Subscription Required. Please recommend JoVE to your librarian.
Disclosures
Нет конфликта интересов объявлены.
Acknowledgments
Мы благодарим биологических изображений Центр развития (BIDC), Университет Калифорнии, Сан-Франциско для использования Imaris, Imaris XT и Matlab. Мы благодарим В. Харазия для оказания технической помощи и на Генри, LK Флорен, Л. Саундэкс Дэйча за их вклад в редактирование рукописи. Эта работа была поддержана финансирование от штата Калифорния медицинских исследований по алкоголю и наркомании через UCSF в SEB, Национальные Институты Здоровья: 1R21DA029966-01 и NIH Быстрый награду трек на экран MLSMR коллекции SEB, UCSF школы фармации ( Деканат и клинической фармации) и Школы медицины (клинической фармакологии и экспериментальной терапии), чтобы CLHK.
Materials
| Name | Company | Catalog Number | Comments |
| Human Embryonic Kidney (HEK293) | American Type Culture Collection | CRL-1573 | |
| Dulbecco's Modified Eagle Medium (DMEM) | Invitrogen | 11965118 | |
| Fetal Bovine Serum (FBS) | Invitrogen | SH30070.03 | |
| AlexaFluor-488 (IgG2b) | Invitrogen | A-11001 | |
| monoclonal anti-HA.11 (IgG1) | Covance | 16B12 | |
| DAPI | Vector Laboratories | H-1200 | |
| CRF | Sigma | C2917 | |
| Antisauvagine-30 (AS-30) | Sigma | A4727 |
References
- West, M. J. Design-based stereological methods for counting neurons. Prog, Brain Res. 135, 43-51 (2002).
- Burke, M., Zangenehpour, S., Mouton, P. R., Ptito, M. Knowing what counts: unbiased stereology in the non-human primate brain. J. Vis. Exp. (27), e1262 (2009).
- Sugawara, Y., Ando, R., Kamioka, H., Ishihara, Y., Honjo, T., Kawanabe, N., Kurosaka, H., Takano-Yamamoto, T., Yamashiro, T. The three-dimensional morphometry and cell-cell communication of the osteocyte network in chick and mouse embryonic calvaria. Calcif. Tissue Int. 88, 416-424 (2011).
- Vickery, R. G., von Zastrow, M. Distinct dynamin-dependent and -independent mechanisms target structurally homologous dopamine receptors to different endocytic membranes. J. Cell Biol. 144, 31-43 (1999).
- Bartlett, S. E., Enquist, J., Hopf, F. W., Lee, J. H., Gladher, F., Kharazia, V., Waldhoer, M., Mailliard, W. S., Armstrong, R., Bonci, A. Dopamine responsiveness is regulated by targeted sorting of D2 receptors. Pro.c Natl. Acad. Sci. U.S.A. 102, 11521-11526 (2005).
- Gordon, A., Colman-Lerner, A., Chin, T. E., Benjamin, K. R., Yu, R. C., Brent, R. Single-cell quantification of molecules and rates using open-source microscope-based cytometry. Nat. Methods. 4, 175-181 (2007).

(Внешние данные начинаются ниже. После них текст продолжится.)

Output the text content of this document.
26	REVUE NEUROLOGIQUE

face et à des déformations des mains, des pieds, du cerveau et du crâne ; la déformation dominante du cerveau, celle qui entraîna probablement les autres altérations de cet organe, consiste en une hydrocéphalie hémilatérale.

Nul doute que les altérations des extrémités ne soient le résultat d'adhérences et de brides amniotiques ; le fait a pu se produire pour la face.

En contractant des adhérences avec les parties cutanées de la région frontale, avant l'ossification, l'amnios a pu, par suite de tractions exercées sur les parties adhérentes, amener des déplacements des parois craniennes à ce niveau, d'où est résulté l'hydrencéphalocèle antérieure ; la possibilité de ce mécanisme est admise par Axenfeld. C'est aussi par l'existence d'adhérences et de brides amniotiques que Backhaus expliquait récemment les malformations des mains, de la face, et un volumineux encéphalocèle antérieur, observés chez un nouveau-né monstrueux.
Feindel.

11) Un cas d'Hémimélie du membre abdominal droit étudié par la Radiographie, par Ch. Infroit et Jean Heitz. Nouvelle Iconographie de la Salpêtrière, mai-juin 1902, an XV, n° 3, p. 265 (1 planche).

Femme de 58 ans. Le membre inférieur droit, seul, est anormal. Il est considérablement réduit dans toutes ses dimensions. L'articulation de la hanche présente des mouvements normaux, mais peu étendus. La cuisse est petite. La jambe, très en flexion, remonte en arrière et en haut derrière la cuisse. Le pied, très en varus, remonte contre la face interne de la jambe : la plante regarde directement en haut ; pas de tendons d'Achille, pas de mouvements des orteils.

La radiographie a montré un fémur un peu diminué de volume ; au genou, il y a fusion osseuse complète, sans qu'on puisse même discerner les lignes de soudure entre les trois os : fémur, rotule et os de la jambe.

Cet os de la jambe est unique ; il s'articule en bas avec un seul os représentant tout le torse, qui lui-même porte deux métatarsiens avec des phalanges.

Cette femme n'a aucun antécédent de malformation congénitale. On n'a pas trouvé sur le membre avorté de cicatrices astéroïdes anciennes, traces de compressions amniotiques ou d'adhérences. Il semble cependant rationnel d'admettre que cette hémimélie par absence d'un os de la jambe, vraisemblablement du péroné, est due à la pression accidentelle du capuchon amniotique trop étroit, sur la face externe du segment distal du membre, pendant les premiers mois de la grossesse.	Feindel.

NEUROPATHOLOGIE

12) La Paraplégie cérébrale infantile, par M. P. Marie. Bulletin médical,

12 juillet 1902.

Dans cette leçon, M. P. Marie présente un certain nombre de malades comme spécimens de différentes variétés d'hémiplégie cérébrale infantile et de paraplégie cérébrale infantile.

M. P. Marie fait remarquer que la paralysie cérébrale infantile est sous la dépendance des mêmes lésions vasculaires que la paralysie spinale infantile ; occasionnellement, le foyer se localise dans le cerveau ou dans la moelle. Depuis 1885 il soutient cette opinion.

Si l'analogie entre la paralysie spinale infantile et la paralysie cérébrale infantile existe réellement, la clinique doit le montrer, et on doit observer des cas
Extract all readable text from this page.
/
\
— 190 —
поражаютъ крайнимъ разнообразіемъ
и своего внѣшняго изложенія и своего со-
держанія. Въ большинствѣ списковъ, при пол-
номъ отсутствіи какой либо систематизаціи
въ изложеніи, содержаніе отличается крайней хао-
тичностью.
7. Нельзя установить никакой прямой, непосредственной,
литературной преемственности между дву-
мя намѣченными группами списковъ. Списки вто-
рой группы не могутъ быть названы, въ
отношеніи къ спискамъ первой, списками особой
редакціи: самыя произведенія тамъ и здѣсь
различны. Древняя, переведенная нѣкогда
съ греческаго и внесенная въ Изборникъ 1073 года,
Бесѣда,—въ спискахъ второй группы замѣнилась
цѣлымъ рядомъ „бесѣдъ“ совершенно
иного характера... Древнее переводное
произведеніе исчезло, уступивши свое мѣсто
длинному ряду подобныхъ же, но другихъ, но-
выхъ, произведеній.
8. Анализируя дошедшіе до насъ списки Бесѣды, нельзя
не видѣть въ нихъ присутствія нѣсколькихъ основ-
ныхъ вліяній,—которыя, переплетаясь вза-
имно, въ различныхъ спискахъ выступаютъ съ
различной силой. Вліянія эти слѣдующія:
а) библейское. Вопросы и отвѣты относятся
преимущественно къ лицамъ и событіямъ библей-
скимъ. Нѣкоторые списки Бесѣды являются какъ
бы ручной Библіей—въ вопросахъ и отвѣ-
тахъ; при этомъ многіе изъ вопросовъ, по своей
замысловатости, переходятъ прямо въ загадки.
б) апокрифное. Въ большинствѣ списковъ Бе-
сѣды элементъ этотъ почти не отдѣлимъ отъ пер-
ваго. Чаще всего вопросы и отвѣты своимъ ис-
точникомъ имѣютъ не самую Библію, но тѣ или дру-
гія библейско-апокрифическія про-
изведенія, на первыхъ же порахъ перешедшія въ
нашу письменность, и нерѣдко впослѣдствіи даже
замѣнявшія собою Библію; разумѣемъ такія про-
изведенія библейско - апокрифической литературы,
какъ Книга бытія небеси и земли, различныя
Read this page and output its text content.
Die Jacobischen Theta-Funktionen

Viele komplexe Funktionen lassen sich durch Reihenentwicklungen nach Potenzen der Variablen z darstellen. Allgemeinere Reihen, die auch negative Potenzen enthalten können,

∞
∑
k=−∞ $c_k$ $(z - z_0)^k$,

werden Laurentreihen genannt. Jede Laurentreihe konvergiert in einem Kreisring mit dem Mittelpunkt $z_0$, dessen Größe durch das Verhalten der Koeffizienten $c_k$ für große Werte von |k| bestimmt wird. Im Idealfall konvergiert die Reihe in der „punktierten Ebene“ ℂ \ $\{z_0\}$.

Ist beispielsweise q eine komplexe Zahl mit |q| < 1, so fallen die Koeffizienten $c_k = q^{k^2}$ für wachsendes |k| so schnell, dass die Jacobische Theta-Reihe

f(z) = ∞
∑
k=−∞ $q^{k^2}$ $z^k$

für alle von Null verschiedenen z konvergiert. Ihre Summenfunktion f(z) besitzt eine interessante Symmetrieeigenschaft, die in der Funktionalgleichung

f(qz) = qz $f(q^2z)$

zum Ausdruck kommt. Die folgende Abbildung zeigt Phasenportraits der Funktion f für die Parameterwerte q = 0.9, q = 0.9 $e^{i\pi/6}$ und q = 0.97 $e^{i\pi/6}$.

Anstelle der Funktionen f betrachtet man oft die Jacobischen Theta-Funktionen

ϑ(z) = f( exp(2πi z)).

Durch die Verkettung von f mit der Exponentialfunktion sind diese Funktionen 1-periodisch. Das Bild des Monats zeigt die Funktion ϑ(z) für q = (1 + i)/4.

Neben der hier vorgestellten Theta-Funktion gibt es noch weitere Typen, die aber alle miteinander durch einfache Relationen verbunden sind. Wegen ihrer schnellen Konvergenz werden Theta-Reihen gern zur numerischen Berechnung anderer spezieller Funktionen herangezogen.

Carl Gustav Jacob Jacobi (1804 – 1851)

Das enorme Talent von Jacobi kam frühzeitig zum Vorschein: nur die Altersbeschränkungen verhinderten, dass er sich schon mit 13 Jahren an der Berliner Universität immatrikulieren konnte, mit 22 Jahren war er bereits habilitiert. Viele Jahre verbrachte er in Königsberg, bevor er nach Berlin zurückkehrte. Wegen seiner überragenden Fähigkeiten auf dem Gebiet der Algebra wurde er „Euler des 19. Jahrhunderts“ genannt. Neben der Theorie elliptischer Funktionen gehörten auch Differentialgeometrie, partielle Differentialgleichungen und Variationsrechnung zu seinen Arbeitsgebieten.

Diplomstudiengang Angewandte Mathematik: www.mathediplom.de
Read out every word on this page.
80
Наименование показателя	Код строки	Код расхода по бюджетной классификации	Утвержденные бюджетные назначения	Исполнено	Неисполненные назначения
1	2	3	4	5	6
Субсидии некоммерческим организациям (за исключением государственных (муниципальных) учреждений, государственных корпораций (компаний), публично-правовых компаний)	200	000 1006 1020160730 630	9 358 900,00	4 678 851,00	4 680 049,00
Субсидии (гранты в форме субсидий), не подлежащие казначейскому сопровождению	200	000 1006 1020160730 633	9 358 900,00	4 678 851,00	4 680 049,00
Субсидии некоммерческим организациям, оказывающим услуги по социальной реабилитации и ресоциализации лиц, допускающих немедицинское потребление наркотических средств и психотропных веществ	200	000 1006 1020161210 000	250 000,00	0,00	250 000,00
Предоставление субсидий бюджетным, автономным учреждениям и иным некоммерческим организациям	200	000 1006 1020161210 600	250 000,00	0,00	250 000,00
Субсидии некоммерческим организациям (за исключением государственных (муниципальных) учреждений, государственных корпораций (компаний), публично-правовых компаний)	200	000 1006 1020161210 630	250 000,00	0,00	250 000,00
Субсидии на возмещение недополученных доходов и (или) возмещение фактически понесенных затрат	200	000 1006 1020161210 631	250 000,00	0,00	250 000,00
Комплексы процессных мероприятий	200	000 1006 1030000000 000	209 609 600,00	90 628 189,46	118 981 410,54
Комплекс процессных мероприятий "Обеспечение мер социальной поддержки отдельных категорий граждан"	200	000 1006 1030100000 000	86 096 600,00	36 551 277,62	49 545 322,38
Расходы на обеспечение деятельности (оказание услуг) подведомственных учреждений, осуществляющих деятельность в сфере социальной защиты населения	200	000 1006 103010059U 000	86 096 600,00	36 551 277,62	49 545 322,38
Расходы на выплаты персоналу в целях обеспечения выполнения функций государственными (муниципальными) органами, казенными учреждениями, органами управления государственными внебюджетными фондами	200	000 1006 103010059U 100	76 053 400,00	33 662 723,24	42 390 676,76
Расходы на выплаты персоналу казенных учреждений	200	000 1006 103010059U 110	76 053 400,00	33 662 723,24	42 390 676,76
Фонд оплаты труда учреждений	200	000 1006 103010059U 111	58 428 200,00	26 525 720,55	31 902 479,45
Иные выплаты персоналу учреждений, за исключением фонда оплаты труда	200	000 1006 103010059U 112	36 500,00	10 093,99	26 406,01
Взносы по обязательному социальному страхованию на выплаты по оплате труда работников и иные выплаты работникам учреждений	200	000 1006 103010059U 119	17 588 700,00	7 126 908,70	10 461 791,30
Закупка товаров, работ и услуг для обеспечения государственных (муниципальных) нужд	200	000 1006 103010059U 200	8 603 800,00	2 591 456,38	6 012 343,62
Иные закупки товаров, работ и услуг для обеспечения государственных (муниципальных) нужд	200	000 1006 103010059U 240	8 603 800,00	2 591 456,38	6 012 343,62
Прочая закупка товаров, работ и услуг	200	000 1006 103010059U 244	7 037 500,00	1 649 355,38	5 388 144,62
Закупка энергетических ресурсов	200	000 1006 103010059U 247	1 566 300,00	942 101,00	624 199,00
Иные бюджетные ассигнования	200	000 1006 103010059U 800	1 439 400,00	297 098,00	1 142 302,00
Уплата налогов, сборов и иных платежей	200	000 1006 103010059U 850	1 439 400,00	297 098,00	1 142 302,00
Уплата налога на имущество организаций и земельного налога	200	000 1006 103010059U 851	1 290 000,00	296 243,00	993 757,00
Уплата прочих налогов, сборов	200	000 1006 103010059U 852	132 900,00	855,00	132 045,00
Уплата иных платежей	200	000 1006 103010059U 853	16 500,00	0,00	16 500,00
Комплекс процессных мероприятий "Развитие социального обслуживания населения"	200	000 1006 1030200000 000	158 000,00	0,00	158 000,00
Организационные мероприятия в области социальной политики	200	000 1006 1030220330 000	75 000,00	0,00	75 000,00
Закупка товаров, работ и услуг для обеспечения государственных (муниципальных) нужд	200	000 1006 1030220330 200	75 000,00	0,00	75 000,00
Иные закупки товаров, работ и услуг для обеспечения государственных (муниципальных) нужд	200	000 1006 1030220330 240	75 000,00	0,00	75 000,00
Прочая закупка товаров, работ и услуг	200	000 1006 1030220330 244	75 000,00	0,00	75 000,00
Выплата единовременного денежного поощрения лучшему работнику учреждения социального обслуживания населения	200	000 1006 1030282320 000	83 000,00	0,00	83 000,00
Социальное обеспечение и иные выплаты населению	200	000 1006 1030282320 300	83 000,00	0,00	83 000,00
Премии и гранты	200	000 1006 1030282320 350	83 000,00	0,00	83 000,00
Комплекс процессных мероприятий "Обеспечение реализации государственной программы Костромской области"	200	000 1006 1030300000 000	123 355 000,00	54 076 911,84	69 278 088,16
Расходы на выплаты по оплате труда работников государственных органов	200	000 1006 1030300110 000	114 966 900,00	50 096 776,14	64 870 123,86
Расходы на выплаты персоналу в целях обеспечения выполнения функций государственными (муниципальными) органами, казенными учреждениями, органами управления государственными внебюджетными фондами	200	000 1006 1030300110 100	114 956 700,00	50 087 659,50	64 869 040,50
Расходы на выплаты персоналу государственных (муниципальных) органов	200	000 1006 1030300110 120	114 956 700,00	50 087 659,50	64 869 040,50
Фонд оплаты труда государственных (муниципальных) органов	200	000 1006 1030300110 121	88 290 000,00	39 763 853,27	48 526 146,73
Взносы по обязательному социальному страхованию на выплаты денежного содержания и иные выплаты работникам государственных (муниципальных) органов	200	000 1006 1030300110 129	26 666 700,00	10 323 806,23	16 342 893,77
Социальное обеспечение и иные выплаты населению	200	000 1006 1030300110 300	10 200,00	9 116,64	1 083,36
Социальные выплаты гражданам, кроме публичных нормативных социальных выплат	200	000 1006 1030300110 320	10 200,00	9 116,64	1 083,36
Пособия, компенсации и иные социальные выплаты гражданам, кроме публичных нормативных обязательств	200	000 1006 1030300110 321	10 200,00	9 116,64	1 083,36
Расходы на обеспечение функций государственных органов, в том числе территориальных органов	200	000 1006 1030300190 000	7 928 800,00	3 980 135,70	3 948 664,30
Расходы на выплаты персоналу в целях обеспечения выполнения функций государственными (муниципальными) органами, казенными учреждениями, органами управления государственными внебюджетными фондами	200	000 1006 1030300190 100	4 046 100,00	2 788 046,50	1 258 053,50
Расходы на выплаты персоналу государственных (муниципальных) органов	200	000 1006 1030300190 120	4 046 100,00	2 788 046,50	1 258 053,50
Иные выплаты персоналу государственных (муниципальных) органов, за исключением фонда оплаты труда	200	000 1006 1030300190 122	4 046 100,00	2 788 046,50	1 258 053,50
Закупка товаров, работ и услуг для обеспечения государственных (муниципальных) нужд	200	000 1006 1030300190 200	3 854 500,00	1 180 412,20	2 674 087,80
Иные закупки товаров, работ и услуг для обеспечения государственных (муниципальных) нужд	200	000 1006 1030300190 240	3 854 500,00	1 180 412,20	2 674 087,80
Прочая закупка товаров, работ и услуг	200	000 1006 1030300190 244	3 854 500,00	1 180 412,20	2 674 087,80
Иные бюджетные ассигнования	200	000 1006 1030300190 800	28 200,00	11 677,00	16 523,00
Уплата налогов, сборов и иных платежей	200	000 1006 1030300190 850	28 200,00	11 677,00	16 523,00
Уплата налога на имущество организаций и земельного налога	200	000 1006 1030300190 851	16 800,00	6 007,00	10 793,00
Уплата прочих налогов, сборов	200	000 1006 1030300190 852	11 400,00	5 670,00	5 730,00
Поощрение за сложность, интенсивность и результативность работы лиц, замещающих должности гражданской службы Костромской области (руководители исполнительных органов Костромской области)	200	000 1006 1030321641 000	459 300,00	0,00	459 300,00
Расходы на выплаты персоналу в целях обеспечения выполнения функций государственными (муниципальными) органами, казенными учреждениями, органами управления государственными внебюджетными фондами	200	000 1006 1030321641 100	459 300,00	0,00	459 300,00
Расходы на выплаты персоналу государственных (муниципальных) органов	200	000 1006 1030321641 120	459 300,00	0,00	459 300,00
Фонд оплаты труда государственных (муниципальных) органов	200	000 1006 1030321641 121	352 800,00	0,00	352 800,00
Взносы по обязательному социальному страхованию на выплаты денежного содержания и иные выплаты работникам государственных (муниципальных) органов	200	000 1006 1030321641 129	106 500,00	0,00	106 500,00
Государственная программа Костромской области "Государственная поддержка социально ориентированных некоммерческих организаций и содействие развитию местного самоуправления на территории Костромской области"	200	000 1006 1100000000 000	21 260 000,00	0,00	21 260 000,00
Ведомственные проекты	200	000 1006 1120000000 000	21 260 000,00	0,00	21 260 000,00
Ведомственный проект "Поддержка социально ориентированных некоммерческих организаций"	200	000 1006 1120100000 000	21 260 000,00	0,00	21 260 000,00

- Schock, F., Perrimon, N. Molecular mechanisms of epithelial morphogenesis. Annu. Rev. Cell Dev. Biol. 18, 463-493 (2002).
- Pincus, Z., Theriot, J. A. Comparison of quantitative methods for cell-shape analysis. J. Microsc. 227, 140-156 (2007).
- Spiller, D. G., Wood, C. D., Rand, D. A., White, M. R. Measurement of single-cell dynamics. Nature. 465, 736-745 (2010).
- Loo, L. H., Wu, L. F., Altschuler, S. J. Image-based multivariate profiling of drug responses from single cells. Nat Methods. 4, 445-453 (2007).
- Yarrow, J. C., Totsukawa, G., Charras, G. T., Mitchison, T. J. Screening for cell migration inhibitors via automated microscopy reveals a Rho-kinase inhibitor. Chem. Biol. 12, 385-395 (2005).